Hi Huff,
I've got wires jumping over each other all over the place in the diagram, but hopefully this helps. If this is on a 15A circuit use 14/3 and 14/2 cable. If it's on a 20A circuit then you have to use 12/3 and 12/2 cable. This diagram assumes that you have an always hot connection inside your controller/switching relay that you can connect the red conductor of the 14/3 cable to. In my Taco switching relay I can put two wires under each of the screw terminals, which I assume is okay. Otherwise, you would need to wire nut together the hot conductor coming into the controller with the the red outgoing conductor of the 14/3 cable and a black pigtail wire that connects to your controller's hot input.
Don't try jamming all of those conductors, wire nuts and the switch into a small 4x2 electrical box. In the U.S., for 14 gauge wire the box must be at least 16 cubic inches, for 12 gauge wire it must be at least 18 cubic inches, according to the NEC.
On the Leviton 3-way switches that I have used, the common screw is black and the two other conductor screws are gold. The black screw terminal is identified as being the "common" on the back of the switch.

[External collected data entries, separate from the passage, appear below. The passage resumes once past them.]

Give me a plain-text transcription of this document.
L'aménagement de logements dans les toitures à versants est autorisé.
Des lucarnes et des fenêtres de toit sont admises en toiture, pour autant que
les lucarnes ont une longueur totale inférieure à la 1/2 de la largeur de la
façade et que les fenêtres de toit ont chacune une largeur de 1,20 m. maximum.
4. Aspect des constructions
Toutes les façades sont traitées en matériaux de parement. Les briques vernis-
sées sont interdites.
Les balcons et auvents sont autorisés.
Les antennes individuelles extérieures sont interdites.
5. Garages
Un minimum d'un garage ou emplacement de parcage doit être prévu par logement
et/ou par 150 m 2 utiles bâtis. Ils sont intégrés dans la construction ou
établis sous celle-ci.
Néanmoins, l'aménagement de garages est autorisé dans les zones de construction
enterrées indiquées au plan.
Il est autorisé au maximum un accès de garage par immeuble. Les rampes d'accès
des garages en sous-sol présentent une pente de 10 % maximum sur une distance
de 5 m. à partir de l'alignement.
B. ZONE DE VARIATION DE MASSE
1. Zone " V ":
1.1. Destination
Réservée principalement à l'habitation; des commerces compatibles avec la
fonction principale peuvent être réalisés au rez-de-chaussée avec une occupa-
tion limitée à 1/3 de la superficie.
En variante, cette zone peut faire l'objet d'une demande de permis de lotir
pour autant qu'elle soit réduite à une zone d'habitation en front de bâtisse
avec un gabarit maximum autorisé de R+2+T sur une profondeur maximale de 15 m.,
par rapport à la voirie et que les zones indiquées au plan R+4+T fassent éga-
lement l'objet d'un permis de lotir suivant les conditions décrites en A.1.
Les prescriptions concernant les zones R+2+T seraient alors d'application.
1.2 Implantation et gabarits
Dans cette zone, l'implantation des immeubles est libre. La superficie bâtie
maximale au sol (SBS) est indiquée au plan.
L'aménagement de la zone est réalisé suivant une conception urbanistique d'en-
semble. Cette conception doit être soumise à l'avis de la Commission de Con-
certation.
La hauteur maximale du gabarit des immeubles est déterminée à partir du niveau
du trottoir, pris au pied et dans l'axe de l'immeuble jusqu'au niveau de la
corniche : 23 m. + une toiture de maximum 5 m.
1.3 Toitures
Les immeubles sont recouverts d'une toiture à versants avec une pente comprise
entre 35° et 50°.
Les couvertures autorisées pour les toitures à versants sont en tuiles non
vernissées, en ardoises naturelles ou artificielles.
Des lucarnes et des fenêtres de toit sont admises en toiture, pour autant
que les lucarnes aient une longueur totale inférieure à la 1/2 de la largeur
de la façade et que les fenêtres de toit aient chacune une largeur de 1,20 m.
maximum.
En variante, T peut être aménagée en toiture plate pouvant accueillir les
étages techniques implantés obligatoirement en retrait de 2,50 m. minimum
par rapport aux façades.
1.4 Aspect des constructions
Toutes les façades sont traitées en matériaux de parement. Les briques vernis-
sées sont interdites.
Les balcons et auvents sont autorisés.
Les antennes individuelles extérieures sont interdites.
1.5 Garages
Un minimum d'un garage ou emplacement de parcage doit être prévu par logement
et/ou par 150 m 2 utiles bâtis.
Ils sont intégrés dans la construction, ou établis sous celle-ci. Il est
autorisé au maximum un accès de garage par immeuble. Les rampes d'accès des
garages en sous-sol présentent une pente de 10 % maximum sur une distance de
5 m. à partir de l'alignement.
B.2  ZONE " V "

You could do the same thing with a 3-way switch, but instead of the always hot conductor being carried on the red wire (of a 14/3 cable) from within the controller, the always hot conductor is just carried on a separate 14/2 cable. In that case you would have three 14/2 cables entering the switch box. The black from the controller goes to one of the gold screws of the switch, the black from the always hot conductor goes to the other gold screw, the black from the "common" (black) screw goes to the hot on the circulator, all of the white neutral wires are wire nutted together and all of the bare ground wires are wire nutted together, with a pigtail grounding the electrical box itself if it is steel.